Getting to grips with . . .

Why university staff are striking across the country

Three-day walkout set to affect 1m students across England, Scotland and Northern Ireland

A three-day strike this week by thousands of staff at 58 universities is likely to affect around a million students across England, Scotland and Northern Ireland.

The industrial action, which kicked off on Wednesday, is over pensions, pay and working conditions. It was organised by the University and College Union (UCU) following the balloting of its members earlier this year.

UCU general secretary Jo Grady said the level of strike action seen this week “is just the beginning”. “University managers now need to wake up and address the very modest demands of staff,” she added. 

If this week’s industrial action is unsuccessful, the union has threatened “more widespread and escalating industrial action in the new year”.

Proposed pension cuts

The latest dispute was partly sparked by proposed changes to the university superannuation scheme (USS), which provides pensions for staff at older universities – thought to be around 200,000 people. 

The pension cuts were proposed by Universities UK (UUK), which represents more than 140 institutions, to deal with the USS’s estimated £14bn-£18bn funding shortfall. The proposals were voted through in August, much to the anger of the UCU.
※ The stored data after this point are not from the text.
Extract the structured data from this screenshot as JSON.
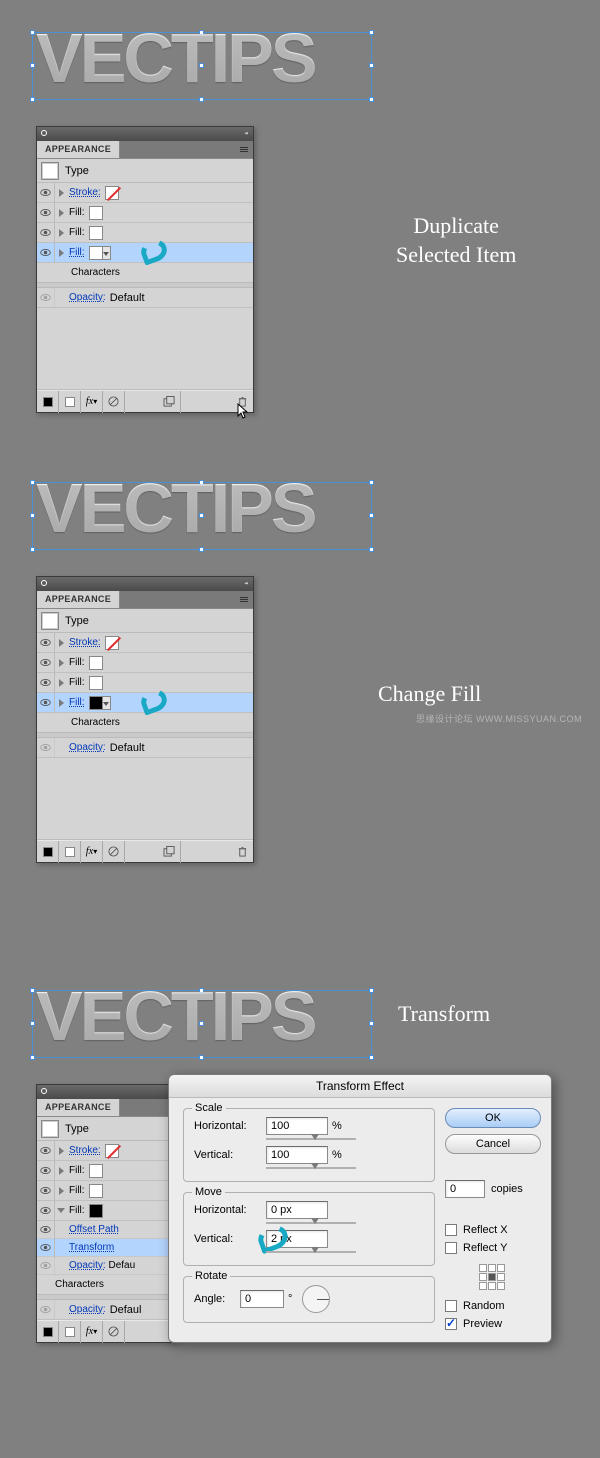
{
  "logo_text": "VECTIPS",
  "captions": {
    "s1a": "Duplicate",
    "s1b": "Selected Item",
    "s2": "Change Fill",
    "s3": "Transform"
  },
  "watermark": "思缘设计论坛  WWW.MISSYUAN.COM",
  "appearance": {
    "title": "APPEARANCE",
    "type_label": "Type",
    "rows": {
      "stroke": "Stroke:",
      "fill": "Fill:",
      "characters": "Characters",
      "opacity": "Opacity:",
      "default": "Default",
      "offset_path": "Offset Path",
      "transform": "Transform"
    },
    "footer": {
      "fx": "fx"
    }
  },
  "dialog": {
    "title": "Transform Effect",
    "scale": {
      "legend": "Scale",
      "horizontal_label": "Horizontal:",
      "horizontal_value": "100",
      "vertical_label": "Vertical:",
      "vertical_value": "100",
      "unit": "%"
    },
    "move": {
      "legend": "Move",
      "horizontal_label": "Horizontal:",
      "horizontal_value": "0 px",
      "vertical_label": "Vertical:",
      "vertical_value": "2 px"
    },
    "rotate": {
      "legend": "Rotate",
      "angle_label": "Angle:",
      "angle_value": "0",
      "unit": "°"
    },
    "buttons": {
      "ok": "OK",
      "cancel": "Cancel"
    },
    "copies_label": "copies",
    "copies_value": "0",
    "reflect_x": "Reflect X",
    "reflect_y": "Reflect Y",
    "random": "Random",
    "preview": "Preview"
  }
}
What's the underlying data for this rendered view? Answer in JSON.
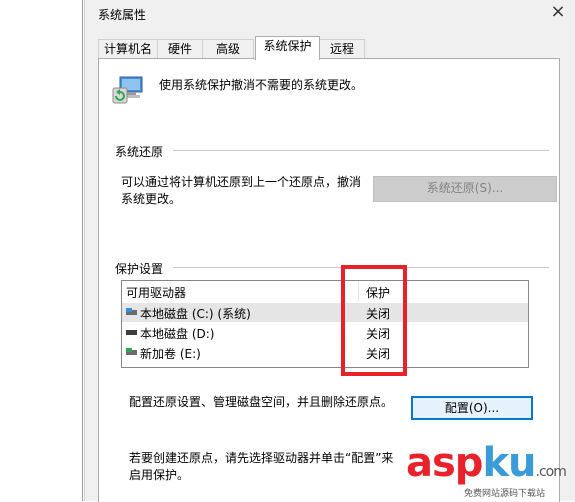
{
  "dialog": {
    "title": "系统属性",
    "close_glyph": "×"
  },
  "tabs": [
    {
      "label": "计算机名"
    },
    {
      "label": "硬件"
    },
    {
      "label": "高级"
    },
    {
      "label": "系统保护"
    },
    {
      "label": "远程"
    }
  ],
  "intro_text": "使用系统保护撤消不需要的系统更改。",
  "system_restore": {
    "heading": "系统还原",
    "line1": "可以通过将计算机还原到上一个还原点，撤消",
    "line2": "系统更改。",
    "button_label": "系统还原(S)..."
  },
  "protection": {
    "heading": "保护设置",
    "col_drive": "可用驱动器",
    "col_protect": "保护",
    "rows": [
      {
        "label": "本地磁盘 (C:) (系统)",
        "value": "关闭"
      },
      {
        "label": "本地磁盘 (D:)",
        "value": "关闭"
      },
      {
        "label": "新加卷 (E:)",
        "value": "关闭"
      }
    ]
  },
  "configure": {
    "text": "配置还原设置、管理磁盘空间，并且删除还原点。",
    "button_label": "配置(O)..."
  },
  "create": {
    "line1": "若要创建还原点，请先选择驱动器并单击“配置”来",
    "line2": "启用保护。"
  },
  "watermark": {
    "brand_a": "asp",
    "brand_b": "ku",
    "suffix": ".com",
    "sub": "免费网站源码下载站"
  },
  "colors": {
    "highlight": "#e8212a",
    "focus": "#0078d7"
  }
}
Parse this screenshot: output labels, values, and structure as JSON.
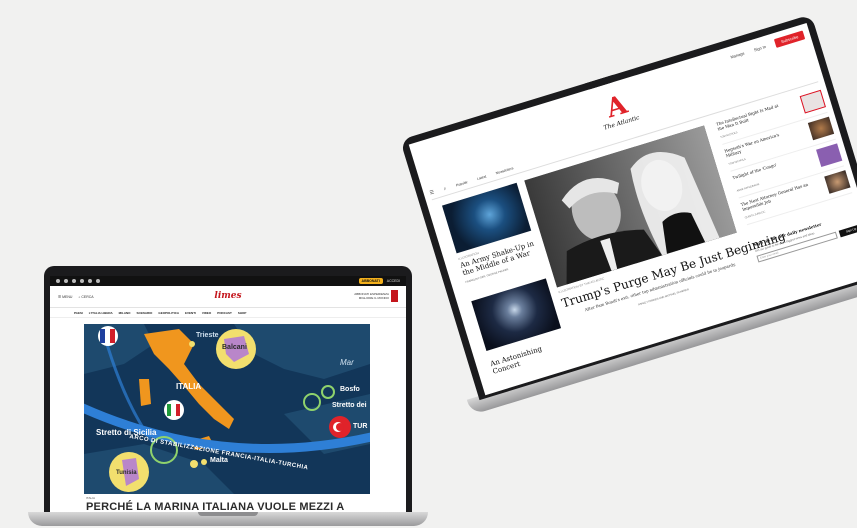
{
  "left_laptop": {
    "topbar": {
      "abbonati": "ABBONATI",
      "accedi": "ACCEDI"
    },
    "header": {
      "menu_label": "MENU",
      "search_label": "CERCA",
      "logo": "limes",
      "promo_text": "ABBONATI ESPERIENZA MIGLIORE IL MONDO"
    },
    "nav": [
      "PAESI",
      "L'ITALIA LIBERA",
      "MILANO",
      "SCENARIO",
      "GEOPOLITICA",
      "EVENTI",
      "VIDEO",
      "PODCAST",
      "SHOP"
    ],
    "map": {
      "labels": {
        "trieste": "Trieste",
        "balcani": "Balcani",
        "italia": "ITALIA",
        "stretto_sicilia": "Stretto di Sicilia",
        "tunisia": "Tunisia",
        "malta": "Malta",
        "bosforo": "Bosfo",
        "stretto_dei": "Stretto dei",
        "turchia": "TUR",
        "mar": "Mar",
        "arco": "ARCO DI STABILIZZAZIONE FRANCIA-ITALIA-TURCHIA"
      }
    },
    "article": {
      "tag": "ITALIA",
      "headline": "PERCHÉ LA MARINA ITALIANA VUOLE MEZZI A"
    }
  },
  "right_laptop": {
    "topnav": {
      "manage": "Manage",
      "signin": "Sign In",
      "subscribe": "Subscribe"
    },
    "logo_letter": "A",
    "logo_name": "The Atlantic",
    "menu": [
      "Popular",
      "Latest",
      "Newsletters"
    ],
    "left_column": [
      {
        "caption": "ILLUSTRATION",
        "headline": "An Army Shake-Up in the Middle of a War",
        "byline": "FRANKLIN FOER, GEORGE PACKER"
      },
      {
        "headline": "An Astonishing Concert"
      }
    ],
    "main": {
      "caption": "ILLUSTRATION BY THE ATLANTIC",
      "headline": "Trump's Purge May Be Just Beginning",
      "dek": "After Pam Bondi's exit, other top administration officials could be in jeopardy.",
      "byline": "ASHLEY PARKER AND MICHAEL SCHERER"
    },
    "sidebar": [
      {
        "title": "The Intellectual Right Is Mad at the Man It Built",
        "author": "TOM NICHOLS"
      },
      {
        "title": "Hegseth's War on America's Military",
        "author": "TOM NICHOLS"
      },
      {
        "title": "Twilight of the 'Congo'",
        "author": "ANNE APPLEBAUM"
      },
      {
        "title": "The Next Attorney General Has an Impossible Job",
        "author": "QUINTA JURECIC"
      }
    ],
    "newsletter": {
      "title": "Sign up for our daily newsletter",
      "sub": "Get our guide to the day's biggest news and ideas.",
      "placeholder": "Enter your email",
      "button": "Sign Up"
    }
  }
}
“Employers have failed to support alternative compromise proposals put forward by UCU, drawn up under the constraints of a flawed 2020 valuation of the scheme,” said Grady in a statement.

According to the UCU, a typical member of the scheme (for example, a lecturer earning £42,000) will lose about a third (35%) of their guaranteed retirement benefits. 

Employers have disputed this number, said The Times, claiming the actual cuts will be between 10-18%. “But there is no doubt contribution rates would have to rise substantially if existing benefits are to be maintained,” added the paper. 

The UCU has also said that the benefits cuts would likely persuade increasing numbers of staff members to leave the scheme, which would threaten its viability. As a result, they are demanding that employers revoke their pensions cuts.

Low pay and job insecurity

As well as striking over pensions, this week’s industrial action concerns low pay and job insecurity, “highlighting the widespread use of short term and zero hour contracts in recent years”, said the Financial Times (FT). 

The UCU has said that staff pay has fallen by 20% after 12 years of below-inflation pay offers, while almost 90,000 academic and academic-related staff are employed on insecure contracts.

The UCU has noted that the gender pay gap in UK universities sits at 15%, while the disability pay gap is 9% and the race pay gap is 17%. “Staff are also experiencing a crisis of work-related stress with over half showing probable signs of depression,” the union has said

To resolve the dispute over pay and working conditions, the UCU is demanding a £2,500 pay increase for all staff, “as well as action to tackle unmanageable workloads, pay inequality and insecure contracts that blight the sector”.

UUK has described this week’s industrial action as “deeply frustrating”. 

“Despite a great deal of constructive work between employers, the USS Trustee and UCU, a small minority of staff seem determined to strike in protest at economic conditions they do not like, and a regulatory regime that universities are powerless to change,” the organisation said in a statement published by The Independent

‘Overwhelming’ levels of support 

Research carried out by the National Union of Students (NUS), via their monthly student opinion tracker survey, revealed “overwhelming levels of support” for the strike action. Almost three-quarters (73%) of students said they supported striking staff, while just 9% opposed the industrial action. 

Over two-thirds (69%) said they would be willing to take part in some sort of action (for example, a walkout, a demonstration or a teach-in) to campaign for funded, accessible, lifelong and democratised education, said the NUS. 

Speaking to the FT, Mireia Font, an LSE master’s student in political theory, said that a few days of disrupted teaching was a “small price to pay”. She added: “After the efforts staff have made to support us during Covid it’s only fair we support them now.”

Concerns over further disruption

After almost two years of Covid restrictions, some students – who pay £9,250 a year in tuition fees – have expressed concern about the further disruption to their education. 

“[Many students] just don’t think it’s fair that after having a year of strikes followed by a year-and-a-half of online learning… things are just about starting to get back into the swing and then we’re facing the possibility of months of strikes again,” Tom Horn, a 19-year-old history student in Leeds, told the BBC.

But, writing for the i news site, freelance journalist Kimi Chaddah said that although it might not feel like it to everyone, the university strikes are in the students’ best interests: “Attempts at undermining solidarity that should exist between students and staff are unhelpful at best and ignore overlapping issues.”